The ten best first novels of the new school year

The ten best first novels of the new school year

Posted Oct 3, 2022 9:01 AM

Sarah Jollien-Fardel, Claire Baglin, Corentin Durand, Guillaume Lebrun, Philippe Dumont, Maria Larrea, Catherine Logean, Polina Panassenko, Luc Vezin, Anthony Passeron: ten new feathers to discover.

“His Favorite” by Sarah Jollen-Fardel

Child born in a “rustic” village of Valais, the heroine of Sarah Jollen-Fardel was never quiet. With “fear as a compass” for the first fifteen years of an existence that unfolds in daily terror. Like her mother and her older sister, she has to deal with the uncontrollable violence of a truck driver father.
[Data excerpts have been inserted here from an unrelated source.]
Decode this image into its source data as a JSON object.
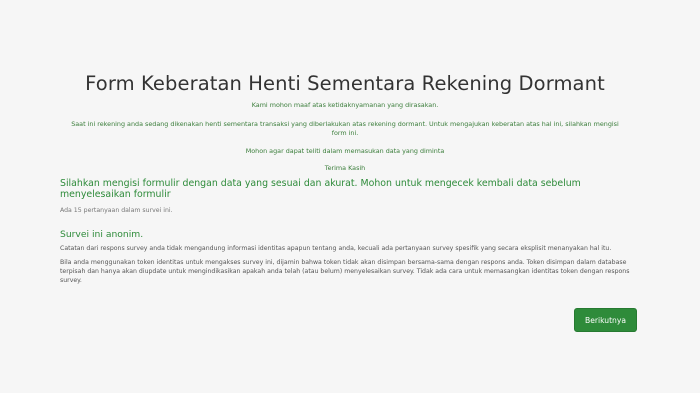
{
  "survey": {
    "title": "Form Keberatan Henti Sementara Rekening Dormant",
    "welcome": {
      "line1": "Kami mohon maaf atas ketidaknyamanan yang dirasakan.",
      "line2": "Saat ini rekening anda sedang dikenakan henti sementara transaksi yang diberlakukan atas rekening dormant. Untuk mengajukan keberatan atas hal ini, silahkan mengisi form ini.",
      "line3": "Mohon agar dapat teliti dalam memasukan data yang diminta",
      "line4": "Terima Kasih"
    },
    "instruction": "Silahkan mengisi formulir dengan data yang sesuai dan akurat. Mohon untuk mengecek kembali data sebelum menyelesaikan formulir",
    "question_count": "Ada 15 pertanyaan dalam survei ini.",
    "anonymous": {
      "title": "Survei ini anonim.",
      "para1": "Catatan dari respons survey anda tidak mengandung informasi identitas apapun tentang anda, kecuali ada pertanyaan survey spesifik yang secara eksplisit menanyakan hal itu.",
      "para2": "Bila anda menggunakan token identitas untuk mengakses survey ini, dijamin bahwa token tidak akan disimpan bersama-sama dengan respons anda. Token disimpan dalam database terpisah dan hanya akan diupdate untuk mengindikasikan apakah anda telah (atau belum) menyelesaikan survey. Tidak ada cara untuk memasangkan identitas token dengan respons survey."
    },
    "next_label": "Berikutnya"
  },
  "colors": {
    "accent": "#2e8b3a",
    "background": "#f6f6f6"
  }
}
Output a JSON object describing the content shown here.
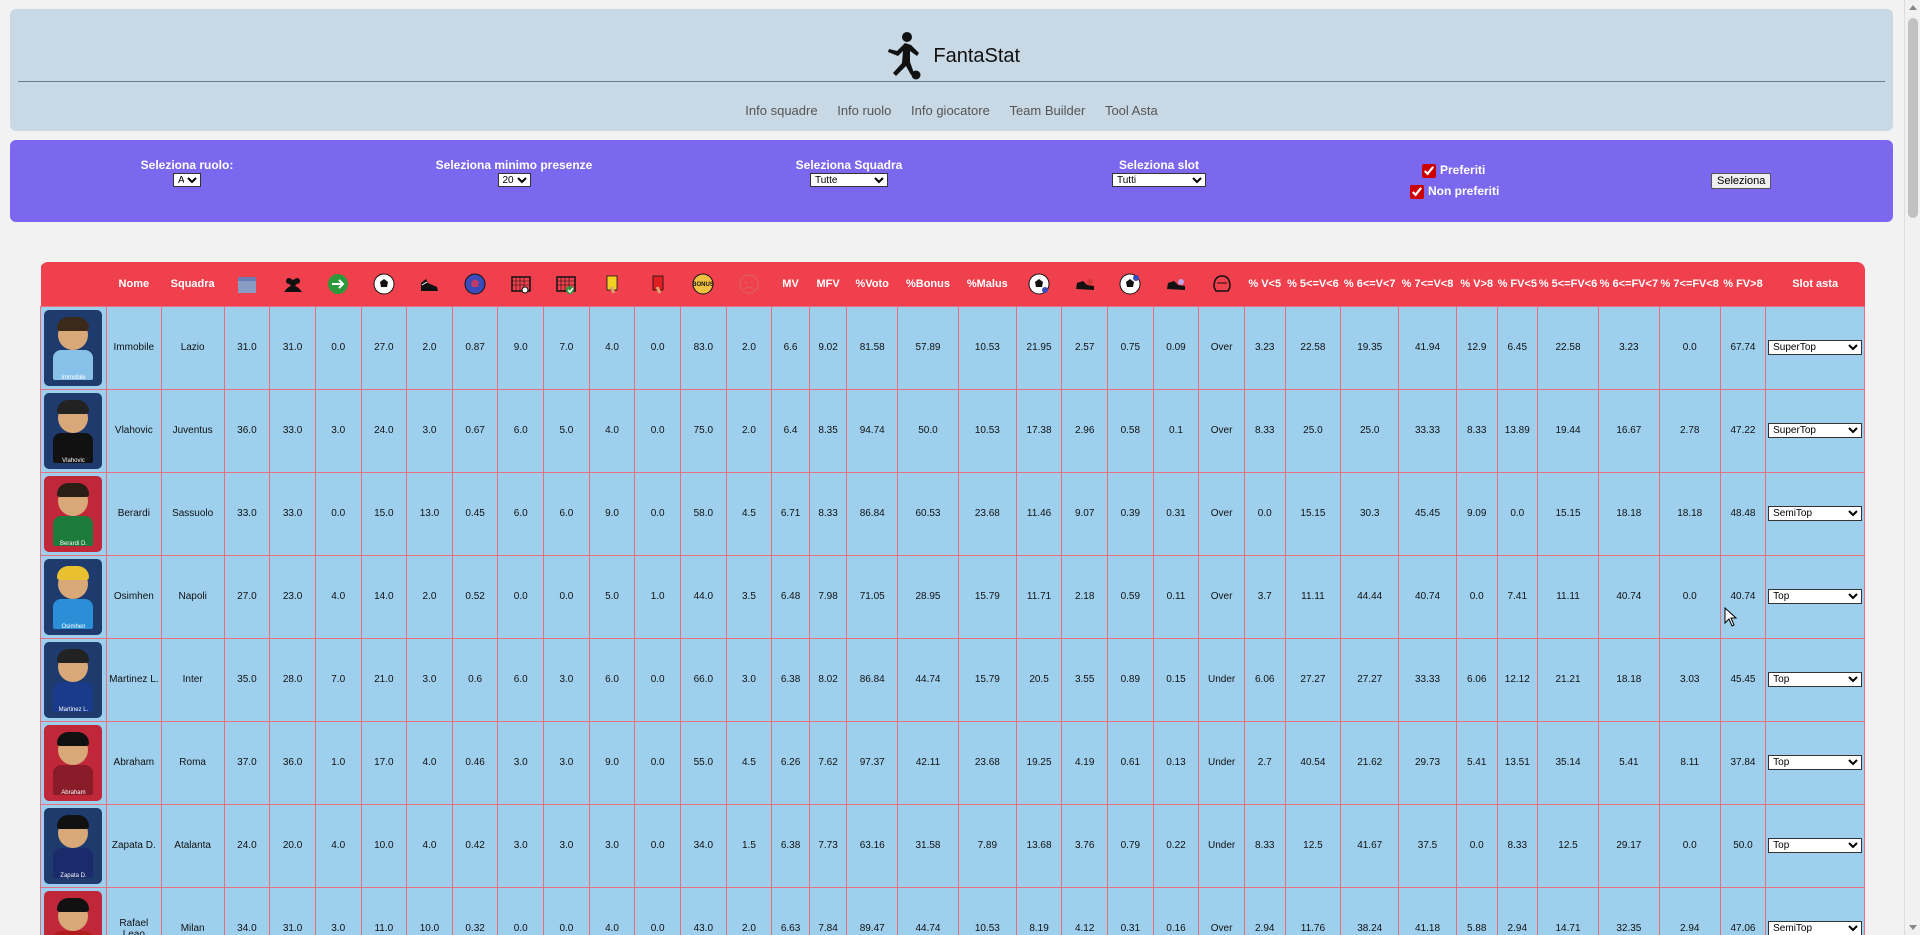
{
  "brand": {
    "title": "FantaStat"
  },
  "nav": [
    "Info squadre",
    "Info ruolo",
    "Info giocatore",
    "Team Builder",
    "Tool Asta"
  ],
  "filters": {
    "ruolo": {
      "label": "Seleziona ruolo:",
      "value": "A"
    },
    "presenze": {
      "label": "Seleziona minimo presenze",
      "value": "20"
    },
    "squadra": {
      "label": "Seleziona Squadra",
      "value": "Tutte"
    },
    "slot": {
      "label": "Seleziona slot",
      "value": "Tutti"
    },
    "preferiti": {
      "label": "Preferiti",
      "checked": true
    },
    "non_preferiti": {
      "label": "Non preferiti",
      "checked": true
    },
    "submit": "Seleziona"
  },
  "table": {
    "columns": [
      {
        "label": "",
        "icon": "player-card"
      },
      {
        "label": "Nome"
      },
      {
        "label": "Squadra"
      },
      {
        "label": "",
        "icon": "calendar-icon"
      },
      {
        "label": "",
        "icon": "people-icon"
      },
      {
        "label": "",
        "icon": "substitution-icon"
      },
      {
        "label": "",
        "icon": "ball-icon"
      },
      {
        "label": "",
        "icon": "boot-icon"
      },
      {
        "label": "",
        "icon": "penalty-ball-icon"
      },
      {
        "label": "",
        "icon": "goal-net-icon"
      },
      {
        "label": "",
        "icon": "goal-net-check-icon"
      },
      {
        "label": "",
        "icon": "yellow-card-icon"
      },
      {
        "label": "",
        "icon": "red-card-icon"
      },
      {
        "label": "",
        "icon": "bonus-icon"
      },
      {
        "label": "",
        "icon": "sad-face-icon"
      },
      {
        "label": "MV"
      },
      {
        "label": "MFV"
      },
      {
        "label": "%Voto"
      },
      {
        "label": "%Bonus"
      },
      {
        "label": "%Malus"
      },
      {
        "label": "",
        "icon": "ball-per-icon"
      },
      {
        "label": "",
        "icon": "shoe-per-icon"
      },
      {
        "label": "",
        "icon": "ball-avg-icon"
      },
      {
        "label": "",
        "icon": "shoe-avg-icon"
      },
      {
        "label": "",
        "icon": "helmet-icon"
      },
      {
        "label": "% V<5"
      },
      {
        "label": "% 5<=V<6"
      },
      {
        "label": "% 6<=V<7"
      },
      {
        "label": "% 7<=V<8"
      },
      {
        "label": "% V>8"
      },
      {
        "label": "% FV<5"
      },
      {
        "label": "% 5<=FV<6"
      },
      {
        "label": "% 6<=FV<7"
      },
      {
        "label": "% 7<=FV<8"
      },
      {
        "label": "% FV>8"
      },
      {
        "label": "Slot asta"
      }
    ],
    "rows": [
      {
        "nome": "Immobile",
        "squadra": "Lazio",
        "card": "Immobile",
        "card_color": "#1f3b6e",
        "hair": "#3b2a1a",
        "kit": "#87c1ea",
        "values": [
          "31.0",
          "31.0",
          "0.0",
          "27.0",
          "2.0",
          "0.87",
          "9.0",
          "7.0",
          "4.0",
          "0.0",
          "83.0",
          "2.0",
          "6.6",
          "9.02",
          "81.58",
          "57.89",
          "10.53",
          "21.95",
          "2.57",
          "0.75",
          "0.09",
          "Over",
          "3.23",
          "22.58",
          "19.35",
          "41.94",
          "12.9",
          "6.45",
          "22.58",
          "3.23",
          "0.0",
          "67.74"
        ],
        "slot": "SuperTop"
      },
      {
        "nome": "Vlahovic",
        "squadra": "Juventus",
        "card": "Vlahovic",
        "card_color": "#1f3b6e",
        "hair": "#222",
        "kit": "#111",
        "values": [
          "36.0",
          "33.0",
          "3.0",
          "24.0",
          "3.0",
          "0.67",
          "6.0",
          "5.0",
          "4.0",
          "0.0",
          "75.0",
          "2.0",
          "6.4",
          "8.35",
          "94.74",
          "50.0",
          "10.53",
          "17.38",
          "2.96",
          "0.58",
          "0.1",
          "Over",
          "8.33",
          "25.0",
          "25.0",
          "33.33",
          "8.33",
          "13.89",
          "19.44",
          "16.67",
          "2.78",
          "47.22"
        ],
        "slot": "SuperTop"
      },
      {
        "nome": "Berardi",
        "squadra": "Sassuolo",
        "card": "Berardi D.",
        "card_color": "#c0283a",
        "hair": "#2a1e15",
        "kit": "#1c7a3a",
        "values": [
          "33.0",
          "33.0",
          "0.0",
          "15.0",
          "13.0",
          "0.45",
          "6.0",
          "6.0",
          "9.0",
          "0.0",
          "58.0",
          "4.5",
          "6.71",
          "8.33",
          "86.84",
          "60.53",
          "23.68",
          "11.46",
          "9.07",
          "0.39",
          "0.31",
          "Over",
          "0.0",
          "15.15",
          "30.3",
          "45.45",
          "9.09",
          "0.0",
          "15.15",
          "18.18",
          "18.18",
          "48.48"
        ],
        "slot": "SemiTop"
      },
      {
        "nome": "Osimhen",
        "squadra": "Napoli",
        "card": "Osimhen",
        "card_color": "#1f3b6e",
        "hair": "#e8c030",
        "kit": "#2a8fd6",
        "values": [
          "27.0",
          "23.0",
          "4.0",
          "14.0",
          "2.0",
          "0.52",
          "0.0",
          "0.0",
          "5.0",
          "1.0",
          "44.0",
          "3.5",
          "6.48",
          "7.98",
          "71.05",
          "28.95",
          "15.79",
          "11.71",
          "2.18",
          "0.59",
          "0.11",
          "Over",
          "3.7",
          "11.11",
          "44.44",
          "40.74",
          "0.0",
          "7.41",
          "11.11",
          "40.74",
          "0.0",
          "40.74"
        ],
        "slot": "Top"
      },
      {
        "nome": "Martinez L.",
        "squadra": "Inter",
        "card": "Martinez L.",
        "card_color": "#1f3b6e",
        "hair": "#222",
        "kit": "#1a3a8a",
        "values": [
          "35.0",
          "28.0",
          "7.0",
          "21.0",
          "3.0",
          "0.6",
          "6.0",
          "3.0",
          "6.0",
          "0.0",
          "66.0",
          "3.0",
          "6.38",
          "8.02",
          "86.84",
          "44.74",
          "15.79",
          "20.5",
          "3.55",
          "0.89",
          "0.15",
          "Under",
          "6.06",
          "27.27",
          "27.27",
          "33.33",
          "6.06",
          "12.12",
          "21.21",
          "18.18",
          "3.03",
          "45.45"
        ],
        "slot": "Top"
      },
      {
        "nome": "Abraham",
        "squadra": "Roma",
        "card": "Abraham",
        "card_color": "#c0283a",
        "hair": "#111",
        "kit": "#8a1c2a",
        "values": [
          "37.0",
          "36.0",
          "1.0",
          "17.0",
          "4.0",
          "0.46",
          "3.0",
          "3.0",
          "9.0",
          "0.0",
          "55.0",
          "4.5",
          "6.26",
          "7.62",
          "97.37",
          "42.11",
          "23.68",
          "19.25",
          "4.19",
          "0.61",
          "0.13",
          "Under",
          "2.7",
          "40.54",
          "21.62",
          "29.73",
          "5.41",
          "13.51",
          "35.14",
          "5.41",
          "8.11",
          "37.84"
        ],
        "slot": "Top"
      },
      {
        "nome": "Zapata D.",
        "squadra": "Atalanta",
        "card": "Zapata D.",
        "card_color": "#1f3b6e",
        "hair": "#111",
        "kit": "#1a2a6a",
        "values": [
          "24.0",
          "20.0",
          "4.0",
          "10.0",
          "4.0",
          "0.42",
          "3.0",
          "3.0",
          "3.0",
          "0.0",
          "34.0",
          "1.5",
          "6.38",
          "7.73",
          "63.16",
          "31.58",
          "7.89",
          "13.68",
          "3.76",
          "0.79",
          "0.22",
          "Under",
          "8.33",
          "12.5",
          "41.67",
          "37.5",
          "0.0",
          "8.33",
          "12.5",
          "29.17",
          "0.0",
          "50.0"
        ],
        "slot": "Top"
      },
      {
        "nome": "Rafael Leao",
        "squadra": "Milan",
        "card": "Rafael Leao",
        "card_color": "#c0283a",
        "hair": "#111",
        "kit": "#b01c1c",
        "values": [
          "34.0",
          "31.0",
          "3.0",
          "11.0",
          "10.0",
          "0.32",
          "0.0",
          "0.0",
          "4.0",
          "0.0",
          "43.0",
          "2.0",
          "6.63",
          "7.84",
          "89.47",
          "44.74",
          "10.53",
          "8.19",
          "4.12",
          "0.31",
          "0.16",
          "Over",
          "2.94",
          "11.76",
          "38.24",
          "41.18",
          "5.88",
          "2.94",
          "14.71",
          "32.35",
          "2.94",
          "47.06"
        ],
        "slot": "SemiTop"
      }
    ],
    "slot_options": [
      "SuperTop",
      "Top",
      "SemiTop"
    ]
  }
}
Learn little by little to come out of your shell, to build yourself, to discover tenderness. Impossible mission ?

Sabine Wespieser editor, 205 pages, 20 euros.

FNAC Novel Prize. First selection of Goncourt

“In the dining room” by Claire Baglin

Claire Baglin’s young narrator alternates here between two stories marked by a concern for precision and a voluntary absence of judgment. That of the daily gestures of her job in a fast food restaurant, where she is assigned to the drive and the room. And that of various moments of his childhood and adolescence with his family: his father, his mother and his brother. A great way to create incandescence behind an apparent coldness.

Editions de Minuit, 176 pages, 16 euros.

First selection of the Medici

“The inclination of Corentin Durand”

Provincial established in Paris, the hero of Corentin Durand stopped his studies. He earns his living by delivering a chemical drug to an underworld population. Before setting sail for Spain. Where, to the rhythm of New Order tracks, this “child of chance and nowhere” to use a phrase from Modiano, tries a little more every day to get rid of loneliness and emptiness. Which gives a vertiginous first attempt, between modernity and classicism.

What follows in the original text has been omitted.